22. Complaint is made by the appellant of the fact that no mediation was offered by the respondent. In her affidavit, Ms. McGovern says in effect, that there wasn't any point in this and that the insurance company had never requested it. The appellant asserts, that there is no obligation on the appellant to request it. One must ask whether it should be offered in all cases, given the provisions of section 57BK(1) and (2) of the Act, which provides:-

      “(1) The principal function of the Financial Services Ombudsman is to deal with complaints made under this Part by mediation and, where necessary, by investigation and adjudication.

      (2) Subject to this Part, the Financial Services Ombudsman has such powers as are necessary to enable that Ombudsman to perform the principal function referred to in subsection (1).”

23. Remarking on the effects of this, Charleton J. in J & E Davy v. Financial Services Ombudsman [2008] IEHC 256 (Unreported, High Court, Charleton J., 30th July, 2008) says at paragraph 60 as follows:-
      “I cannot ignore the clear statutory imperative in s. 57 CA that the duty of the Financial Services Ombudsman is, on receiving a complaint, to try to resolve it by mediation. Nor can I ignore the fact that first among the principal functions conferred on the Financial Services Ombudsman by s. 57 BK is to deal with the complaint by mediation and, only where it is necessary, to proceed to investigation and adjudication.”
24. He goes on to say at paragraph 61:-
      “It has been submitted on behalf of J. & E. Davy that every dispute is capable of being resolved by mediation and that experience has shown that parties who do not trust each other in any sense may come together by virtue of the mediation process. In my view, however, mediation need only be embarked upon where that carries a reasonable prospect of achieving results. Investigation and adjudication may be preferred as a starting point where, in the context of the dispute as a whole, that is deemed to be necessary by the Financial Services Ombudsman. In that regard, I believe a court would be reluctant to interfere with the discretion which is clearly vested in him by the Act. I would add, however, that in terms of fulfilling his responsibility, that it would be justified for him, in each case, to suggest to any party making a complaint that the option of mediation is available and to ask for their cooperation prior to investigation and adjudication in such a process.”
25. It is important to note his reference to the party making the complaint; the object of that complaint will be a financial service provider, presumably more versed in the processes of the Act, and the availability of mediation. I do not, however, see that judgment as wresting from the respondent his or her final discretion as to whether or not to proceed to investigation. Ms. McGovern was, in my view, entitled to exercise her discretion in the manner in which she did.

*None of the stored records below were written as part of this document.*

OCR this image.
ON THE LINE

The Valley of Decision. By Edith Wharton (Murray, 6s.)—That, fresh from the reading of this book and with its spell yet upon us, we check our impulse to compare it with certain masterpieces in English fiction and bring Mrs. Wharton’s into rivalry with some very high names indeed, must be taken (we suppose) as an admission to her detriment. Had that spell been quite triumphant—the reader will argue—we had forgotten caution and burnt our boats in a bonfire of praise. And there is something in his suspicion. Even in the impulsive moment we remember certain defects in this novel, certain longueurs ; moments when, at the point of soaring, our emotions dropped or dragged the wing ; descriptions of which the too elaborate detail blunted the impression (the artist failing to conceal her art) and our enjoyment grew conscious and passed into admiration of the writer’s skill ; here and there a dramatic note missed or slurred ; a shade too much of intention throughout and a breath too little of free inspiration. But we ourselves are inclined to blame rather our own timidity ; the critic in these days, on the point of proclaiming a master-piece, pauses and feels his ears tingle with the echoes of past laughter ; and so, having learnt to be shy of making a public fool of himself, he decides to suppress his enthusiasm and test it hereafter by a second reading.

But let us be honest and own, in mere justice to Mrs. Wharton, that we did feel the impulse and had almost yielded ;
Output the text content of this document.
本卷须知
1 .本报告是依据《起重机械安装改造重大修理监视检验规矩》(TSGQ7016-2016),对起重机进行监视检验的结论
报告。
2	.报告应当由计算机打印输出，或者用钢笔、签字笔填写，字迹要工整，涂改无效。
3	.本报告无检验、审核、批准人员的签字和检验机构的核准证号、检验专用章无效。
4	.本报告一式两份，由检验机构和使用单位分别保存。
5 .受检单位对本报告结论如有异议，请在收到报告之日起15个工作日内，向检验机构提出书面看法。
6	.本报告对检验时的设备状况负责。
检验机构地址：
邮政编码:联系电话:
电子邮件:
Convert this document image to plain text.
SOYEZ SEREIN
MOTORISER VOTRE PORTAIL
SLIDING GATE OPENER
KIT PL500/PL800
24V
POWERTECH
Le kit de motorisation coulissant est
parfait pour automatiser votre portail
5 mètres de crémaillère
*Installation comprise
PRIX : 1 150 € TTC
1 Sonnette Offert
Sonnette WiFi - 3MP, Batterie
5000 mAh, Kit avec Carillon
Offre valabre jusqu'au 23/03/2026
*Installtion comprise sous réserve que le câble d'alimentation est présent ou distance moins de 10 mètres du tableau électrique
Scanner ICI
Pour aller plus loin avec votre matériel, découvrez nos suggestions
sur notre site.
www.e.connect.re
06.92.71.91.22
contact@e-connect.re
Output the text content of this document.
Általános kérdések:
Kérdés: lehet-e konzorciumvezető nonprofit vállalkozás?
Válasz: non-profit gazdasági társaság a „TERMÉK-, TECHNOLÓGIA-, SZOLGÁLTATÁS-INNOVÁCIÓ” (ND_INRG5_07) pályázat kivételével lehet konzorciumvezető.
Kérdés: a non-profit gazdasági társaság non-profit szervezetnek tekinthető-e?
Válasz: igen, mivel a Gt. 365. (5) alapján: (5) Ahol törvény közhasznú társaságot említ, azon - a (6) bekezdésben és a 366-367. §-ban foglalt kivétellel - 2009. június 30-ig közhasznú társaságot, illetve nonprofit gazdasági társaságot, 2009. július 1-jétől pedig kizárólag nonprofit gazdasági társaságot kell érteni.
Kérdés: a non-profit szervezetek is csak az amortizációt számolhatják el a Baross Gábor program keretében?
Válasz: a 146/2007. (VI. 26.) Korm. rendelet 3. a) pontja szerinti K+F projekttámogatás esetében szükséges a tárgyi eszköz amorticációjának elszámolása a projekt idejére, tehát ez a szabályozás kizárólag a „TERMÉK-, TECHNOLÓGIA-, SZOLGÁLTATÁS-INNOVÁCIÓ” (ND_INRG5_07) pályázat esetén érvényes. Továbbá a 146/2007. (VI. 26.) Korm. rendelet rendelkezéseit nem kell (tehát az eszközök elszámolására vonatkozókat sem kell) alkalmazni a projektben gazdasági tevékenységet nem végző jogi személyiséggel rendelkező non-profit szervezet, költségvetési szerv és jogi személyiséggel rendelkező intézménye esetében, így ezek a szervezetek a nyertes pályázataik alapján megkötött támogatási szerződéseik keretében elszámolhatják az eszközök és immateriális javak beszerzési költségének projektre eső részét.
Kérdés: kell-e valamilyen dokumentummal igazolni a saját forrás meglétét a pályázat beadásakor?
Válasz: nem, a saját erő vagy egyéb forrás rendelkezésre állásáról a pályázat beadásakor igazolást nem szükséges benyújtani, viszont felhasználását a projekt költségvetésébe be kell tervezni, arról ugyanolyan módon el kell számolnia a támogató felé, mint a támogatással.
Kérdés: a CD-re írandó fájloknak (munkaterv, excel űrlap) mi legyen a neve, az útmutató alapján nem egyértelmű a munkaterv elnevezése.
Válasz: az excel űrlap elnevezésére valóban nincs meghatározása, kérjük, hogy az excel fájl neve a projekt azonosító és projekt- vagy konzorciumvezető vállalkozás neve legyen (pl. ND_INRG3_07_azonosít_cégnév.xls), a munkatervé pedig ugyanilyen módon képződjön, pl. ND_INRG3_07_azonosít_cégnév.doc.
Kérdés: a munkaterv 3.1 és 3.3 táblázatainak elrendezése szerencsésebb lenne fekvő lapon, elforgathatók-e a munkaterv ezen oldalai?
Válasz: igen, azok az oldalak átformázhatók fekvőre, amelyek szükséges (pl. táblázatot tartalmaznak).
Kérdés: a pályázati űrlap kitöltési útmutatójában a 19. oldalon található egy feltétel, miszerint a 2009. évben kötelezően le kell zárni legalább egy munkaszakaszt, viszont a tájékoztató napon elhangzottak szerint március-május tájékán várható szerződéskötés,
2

26. I do believe, however, that the respondent is open to significant criticism for the linkage of s. 202(9) of the Companies Act to the failure to retain the cancellation documents. This is, in view, a significant error. First, the statutory provision bears no relevance to the case. Phrased differently, it might have served as an example of comparative value, but no more than that. Secondly, section 202(9) of the Act of 1990 carries with it criminal sanctions and, even though no such proceedings have arisen, nor indeed could possibly do so, it is nonetheless a significant error that the apparent breach of this provision should remain recorded in the finding.

27. The appellant’s application is denied. In addition, I order that all references to s. 202(9) of the Act of 1990 be stricken from the finding of the respondent.